Fildebrandt who is the Official Opposition’s shadow minister of Finance and Chairman of the Public Accounts Committee of the Legislative Assembly attended the luncheon meeting to hear the concerns of local businesspeople and their response to the recent budget.

“Well, it is primarily more of a listening tour than a speaking tour. We are here foremost to meet with job creators and to hear what they have to say about making Alberta open for business again,” says Fildebrandt. “But we also want to share Wildrose principles, values and policies in northern communities.”

Fildebrandt says that at this very difficult time for the province, some of which he recognizes is due to market forces beyond anyone’s control but he also asserts that government actions and policies are making things worse.

“The most common things I hear when I travel to northern communities are that the carbon tax and, minimum wage, are piling it on to make a bad situation even worse.”

Fildebrandt also suggested that the Wildrose Party would rescind the carbon tax if they were elected in the next election.

“I don’ t see any benefit in kicking our industry when it’s down when it is going to have no affect whatsoever around emissions.”

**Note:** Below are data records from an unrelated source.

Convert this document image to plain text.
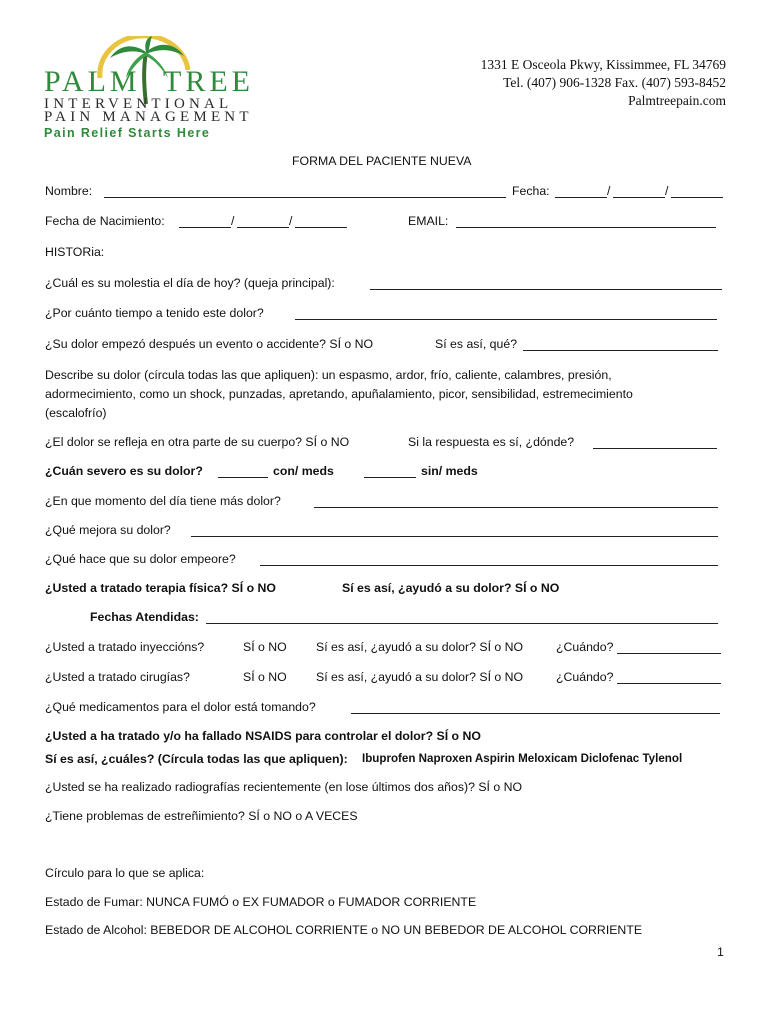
PALM TREE
INTERVENTIONAL
PAIN MANAGEMENT
Pain Relief Starts Here
1331 E Osceola Pkwy, Kissimmee, FL 34769
Tel. (407) 906-1328 Fax. (407) 593-8452
Palmtreepain.com
FORMA DEL PACIENTE NUEVA
Nombre:	Fecha:	/	/
Fecha de Nacimiento:	/	/	EMAIL:
HISTORia:
¿Cuál es su molestia el día de hoy? (queja principal):
¿Por cuánto tiempo a tenido este dolor?
¿Su dolor empezó después un evento o accidente? SÍ o NO	Sí es así, qué?
Describe su dolor (círcula todas las que apliquen): un espasmo, ardor, frío, caliente, calambres, presión,
adormecimiento, como un shock, punzadas, apretando, apuñalamiento, picor, sensibilidad, estremecimiento
(escalofrío)
¿El dolor se refleja en otra parte de su cuerpo? SÍ o NO	Si la respuesta es sí, ¿dónde?
¿Cuán severo es su dolor?	con/ meds	sin/ meds
¿En que momento del día tiene más dolor?
¿Qué mejora su dolor?
¿Qué hace que su dolor empeore?
¿Usted a tratado terapia física? SÍ o NO	Sí es así, ¿ayudó a su dolor? SÍ o NO
Fechas Atendidas:
¿Usted a tratado inyeccións?	SÍ o NO Sí es así, ¿ayudó a su dolor? SÍ o NO	¿Cuándo?
¿Usted a tratado cirugías?	SÍ o NO Sí es así, ¿ayudó a su dolor? SÍ o NO	¿Cuándo?
¿Qué medicamentos para el dolor está tomando?
¿Usted a ha tratado y/o ha fallado NSAIDS para controlar el dolor? SÍ o NO
Sí es así, ¿cuáles? (Círcula todas las que apliquen): Ibuprofen Naproxen Aspirin Meloxicam Diclofenac Tylenol
¿Usted se ha realizado radiografías recientemente (en lose últimos dos años)? SÍ o NO
¿Tiene problemas de estreñimiento? SÍ o NO o A VECES
Círculo para lo que se aplica:
Estado de Fumar: NUNCA FUMÓ o EX FUMADOR o FUMADOR CORRIENTE
Estado de Alcohol: BEBEDOR DE ALCOHOL CORRIENTE o NO UN BEBEDOR DE ALCOHOL CORRIENTE
1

However, the businesspeople gathered in McLennan were less categorical in their response with some consensus expressed that the carbon tax may not be a bad idea but agreeing that this is not a good time to implement it.

On the issue of raising the minimum wage small business owners say it places too great a burden on their operations and that a consequence of a $15 minimum wage is that employees who are at present earning money in that range would also demand higher wages.

“I hear almost universally from small business owners on this tour that raising the minimum wage is going to hurt employment, particularly youth employment, that it should not be raised. But it’s clear that the NDP will not listen to economic studies. They won’t even release their own economic studies within the government and yet they are going to move ahead with a $15 minimum wage.”

Conversely, of course, if minimum wage is less than $15, businesses will favour employing children who live at home rather than paying a realistic wage to adults who need to support themselves and their families. In response to that rationalization, Fildebrandt’s position is rather heavy handed.

“The problems of poverty are better suited with social programs than with blunt instrument economics like this,” says Fildebrandt.

When asked to respond to the view that while cheap youth labour may be good for small business, suggesting that social programs are the answer to adults trying to live independently or support a family is blunt force economics of another kind, Fildebrandt simply reiterated his earlier statement.

Returning to the oil and gas industry and environmental concerns, Fildebrandt believes that Alberta is already held to a higher standard than the industry in other parts of the world.

“Nobody is saying that we don’t need to do anything but how much better than the rest of the world do we need to be before the radical activists accept Alberta’s oil and gas industry? We have world-class regulations for oil and gas extraction and transportation and pipelines and that is not enough for the activists,” he says.

Fildebrandt, pointing to this intransigence of the environmental movement, suggests that any effort to appease the movement is futile. He says that the environmental movement does not want a responsible oil and gas industry they want no oil and gas industry and that negotiating with them is just whetting their appetite and damaging our oil and gas industry.

“That hurts our economy. If you own a convenience store, a small restaurant or you are a pipe fitter, we are all affected,” he says. “I think the federal government has a constitutional obligation to ensure that responsible, national energy infrastructure gets built. If the federal government is not doing that then it is not doing its job.”